“What’s Past is Prologue” series, an homage to William Shakespeare’s “The Tempest”, looks at events of the past that seem to reoccur later with remarkable similarities. Frank Nickell of the Kellerman Foundation for Historic Preservation, previously a longtime faculty member at Southeast Missouri State University, is primary historian for these articles, which are carried intermittently in the Southeast Missourian.
Twenty-five years ago this past summer, 156 years of British rule of Hong Kong ended with the July 1, 1997, formal handover of the colony to the People's Republic of China.
Britain's prime minister, Tony Blair, had been in office two months at the time.
Diana, Princess of Wales, by then divorced from Prince Charles, had less than two months to live.
Frank Nickell, local historian now with Cape Girardeau's Kellerman Foundation for Historic Preservation, visited Hong Kong "four or five times" before the Chinese government took sovereignty.
One of the most densely populated places on earth, Hong Kong Island sits on 34 square miles of territory.
"When you go into that harbor, you see all of those buildings [and] all of those people, in that small area with more than 7 million people," Nickell recalled. "It's one of the most crowded areas of the world, one of the wealthiest, one of the most vital and one of the most contentious. If you want to get a sense of how beautiful Hong Kong is, watch the 1955 film 'Love Is a Many-Splendored Thing', with William Holden and Jennifer Jones. Victoria Harbor is one of the great visual sights in the world."
A quarter of a century ago, part of the pact China made with the United Kingdom in return for British handover of control was a promise the Hong Kong region would enjoy considerable political autonomy for 50 years after the Union Jack — the British flag — was lowered there.
The agreement came to be popularly known as "one country, two systems."
To wit: Hong Kong would remain a capitalist system until 2047 while the rest of the nation remained in a communist system.
China appears to be reneging on the accord.
In 2020, China imposed a new national security law giving the government broad new powers to punish critics and silence dissenters, which sparked protests in Hong Kong, reported the Council of Foreign Relations and many news outlets.
"I think Hong Kong and also capitalist Taiwan are going to be significant world problems over the next 50 to 75 years. [The U.S.] will have to deal with those, without any question, because the issues in both are large and complex," Nickell opined.
On Sept. 18, President Joe Biden said American forces would defend Taiwan in the event of a Chinese invasion, even to the point of committing U.S. forces — a promise the Biden administration has not made to Ukraine in the wake of the Russian invasion.
"The Chinese will not compromise [on Taiwan] and I think the United States will not compromise.

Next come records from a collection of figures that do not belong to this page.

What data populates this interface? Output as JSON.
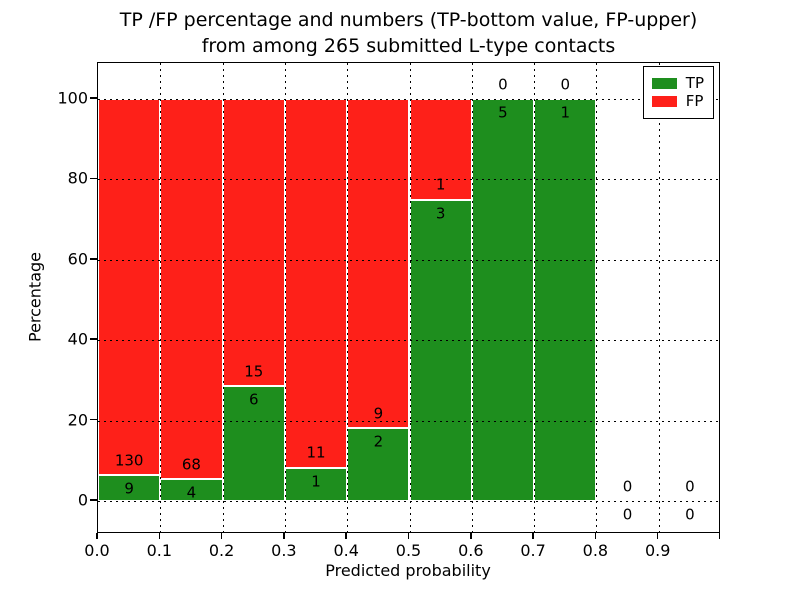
{
  "figure": {
    "title_line1": "TP /FP percentage and numbers (TP-bottom value, FP-upper)",
    "title_line2": "from among 265 submitted L-type contacts",
    "x_axis_label": "Predicted probability",
    "y_axis_label": "Percentage"
  },
  "legend": {
    "items": [
      {
        "label": "TP",
        "color": "#1e8e1e"
      },
      {
        "label": "FP",
        "color": "#fe2019"
      }
    ]
  },
  "chart_data": {
    "type": "bar",
    "stacked": true,
    "orientation": "vertical",
    "title": "TP /FP percentage and numbers (TP-bottom value, FP-upper) from among 265 submitted L-type contacts",
    "xlabel": "Predicted probability",
    "ylabel": "Percentage",
    "total_contacts": 265,
    "bin_width": 0.1,
    "x_tick_labels": [
      "0.0",
      "0.1",
      "0.2",
      "0.3",
      "0.4",
      "0.5",
      "0.6",
      "0.7",
      "0.8",
      "0.9"
    ],
    "y_tick_labels": [
      "0",
      "20",
      "40",
      "60",
      "80",
      "100"
    ],
    "y_tick_values": [
      0,
      20,
      40,
      60,
      80,
      100
    ],
    "xlim": [
      0.0,
      1.0
    ],
    "ylim": [
      -8.3,
      109
    ],
    "grid": "dotted",
    "legend_position": "upper right",
    "colors": {
      "tp": "#1e8e1e",
      "fp": "#fe2019"
    },
    "bins": [
      {
        "bin_start": 0.0,
        "bin_end": 0.1,
        "tp": 9,
        "fp": 130,
        "tp_percent": 6.47,
        "fp_percent": 93.53
      },
      {
        "bin_start": 0.1,
        "bin_end": 0.2,
        "tp": 4,
        "fp": 68,
        "tp_percent": 5.56,
        "fp_percent": 94.44
      },
      {
        "bin_start": 0.2,
        "bin_end": 0.3,
        "tp": 6,
        "fp": 15,
        "tp_percent": 28.57,
        "fp_percent": 71.43
      },
      {
        "bin_start": 0.3,
        "bin_end": 0.4,
        "tp": 1,
        "fp": 11,
        "tp_percent": 8.33,
        "fp_percent": 91.67
      },
      {
        "bin_start": 0.4,
        "bin_end": 0.5,
        "tp": 2,
        "fp": 9,
        "tp_percent": 18.18,
        "fp_percent": 81.82
      },
      {
        "bin_start": 0.5,
        "bin_end": 0.6,
        "tp": 3,
        "fp": 1,
        "tp_percent": 75.0,
        "fp_percent": 25.0
      },
      {
        "bin_start": 0.6,
        "bin_end": 0.7,
        "tp": 5,
        "fp": 0,
        "tp_percent": 100.0,
        "fp_percent": 0.0
      },
      {
        "bin_start": 0.7,
        "bin_end": 0.8,
        "tp": 1,
        "fp": 0,
        "tp_percent": 100.0,
        "fp_percent": 0.0
      },
      {
        "bin_start": 0.8,
        "bin_end": 0.9,
        "tp": 0,
        "fp": 0,
        "tp_percent": 0.0,
        "fp_percent": 0.0
      },
      {
        "bin_start": 0.9,
        "bin_end": 1.0,
        "tp": 0,
        "fp": 0,
        "tp_percent": 0.0,
        "fp_percent": 0.0
      }
    ],
    "series": [
      {
        "name": "TP",
        "counts": [
          9,
          4,
          6,
          1,
          2,
          3,
          5,
          1,
          0,
          0
        ]
      },
      {
        "name": "FP",
        "counts": [
          130,
          68,
          15,
          11,
          9,
          1,
          0,
          0,
          0,
          0
        ]
      }
    ]
  }
}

This will continue to be a trouble spot. If we're looking at the past as a prologue to the future and to future problems, Taiwan is one of the most critical places in the world right now," Nickell said.
Taiwan is an island approximately 100 miles from the coast of southeast China and has maintained its independence since Chiang Kai-shek and his Nationalist Party fled there after the communist revolution in 1949.
Beijing has long regarded Taiwan as a renegade province whereas the Taiwanese regard the island as an independent country known as Republic of China (ROC).